Human Rights Watch opposes the death penalty in all circumstances as an inherently irreversible, inhumane punishment. Human rights law requires adherence to the right to a fair trial and limits the death penalty to “the most serious crimes,” typically crimes resulting in death or grievous bodily harm. Pakistan should join with the many countries already committed to the UN General Assembly’s December 18, 2007 resolution calling for a moratorium on executions and a move by UN member countries toward abolition of the death penalty.

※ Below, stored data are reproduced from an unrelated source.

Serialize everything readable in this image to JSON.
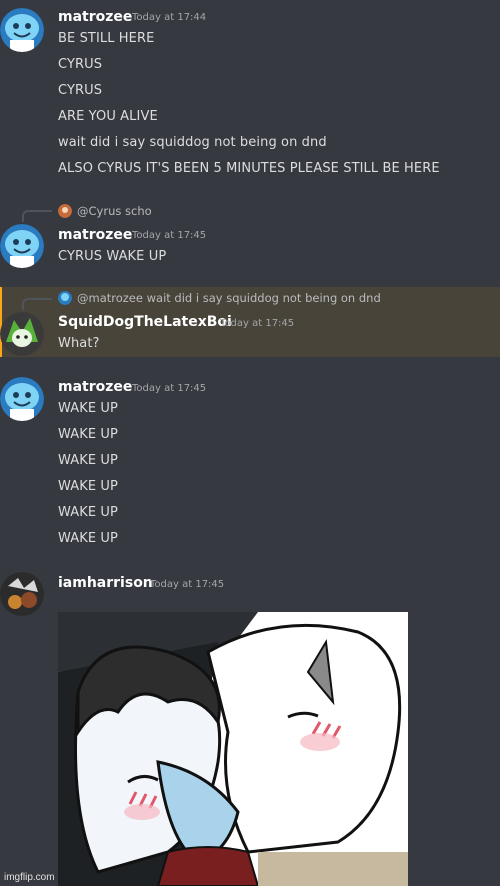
{
  "colors": {
    "background": "#36393f",
    "mention_highlight": "#48443a",
    "mention_border": "#faa61a",
    "username": "#ffffff",
    "text": "#dcddde",
    "timestamp": "#a3a6aa"
  },
  "messages": [
    {
      "username": "matrozee",
      "timestamp": "Today at 17:44",
      "avatar_icon": "cyan-smiley-avatar-icon",
      "lines": [
        "BE STILL HERE",
        "CYRUS",
        "CYRUS",
        "ARE YOU ALIVE",
        "wait did i say squiddog not being on dnd",
        "ALSO CYRUS IT'S BEEN 5 MINUTES PLEASE STILL BE HERE"
      ]
    },
    {
      "reply_to": "@Cyrus scho",
      "username": "matrozee",
      "timestamp": "Today at 17:45",
      "avatar_icon": "cyan-smiley-avatar-icon",
      "lines": [
        "CYRUS WAKE UP"
      ]
    },
    {
      "reply_to": "@matrozee wait did i say squiddog not being on dnd",
      "username": "SquidDogTheLatexBoi",
      "timestamp": "Today at 17:45",
      "avatar_icon": "green-character-avatar-icon",
      "lines": [
        "What?"
      ]
    },
    {
      "username": "matrozee",
      "timestamp": "Today at 17:45",
      "avatar_icon": "cyan-smiley-avatar-icon",
      "lines": [
        "WAKE UP",
        "WAKE UP",
        "WAKE UP",
        "WAKE UP",
        "WAKE UP",
        "WAKE UP"
      ]
    },
    {
      "username": "iamharrison",
      "timestamp": "Today at 17:45",
      "avatar_icon": "character-avatar-icon",
      "attachment_icon": "anime-art-image"
    }
  ],
  "watermark": "imgflip.com"
}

joint report issued in December by Justice Project Pakistan and Reprieve concluded that the high number of people on death row for terrorism-related convictions reflects an “overuse” of anti-terrorism laws by Pakistan’s security forces and judiciary. The report states that “instead of being reserved for the most serious cases of recognisable acts of terror, the anti-terror legislation is in fact being used to try ordinary criminal cases, either in a deliberate attempt to evade the procedural safeguards guaranteed by ordinary courts or due to the vague and overly broad definitions of ‘terrorism’ in the legislation.”

Pakistan’s interior minister, Chaudry Nisar Ali Khan, announced on December 21 that the government intends to execute about 500 prisoners on death row in the next two to three weeks. Nasir sought to justify the mass executions as a recognition that Pakistan is in “a state of war” and necessary to “avenge to avenge the victims of the Peshawar attack.”

As part of that effort, Prime Minister Nawaz Sharif instructed the attorney general to seek to overturn judicial stay orders on executions of prisoners convicted of terrorism-related offenses. Sharif described that move as part of a policy of “no mercy for those who have killed our children, citizens and soldiers.” That same day, Sharif said that he would extend ongoing military offensives in remote North Waziristan and Federally Administered Tribal Areas (FATA) to alleged militants “hiding in our cities and villages.”

“Pakistan’s president should immediately use his power to suspend and commute Shafqat Hussein’s execution,” Kine said. “Pakistan’s government does a disservice to the child victims of the Peshawar attack by rejoining the odious short-list of countries that permit the barbarous practice of executing child offenders.”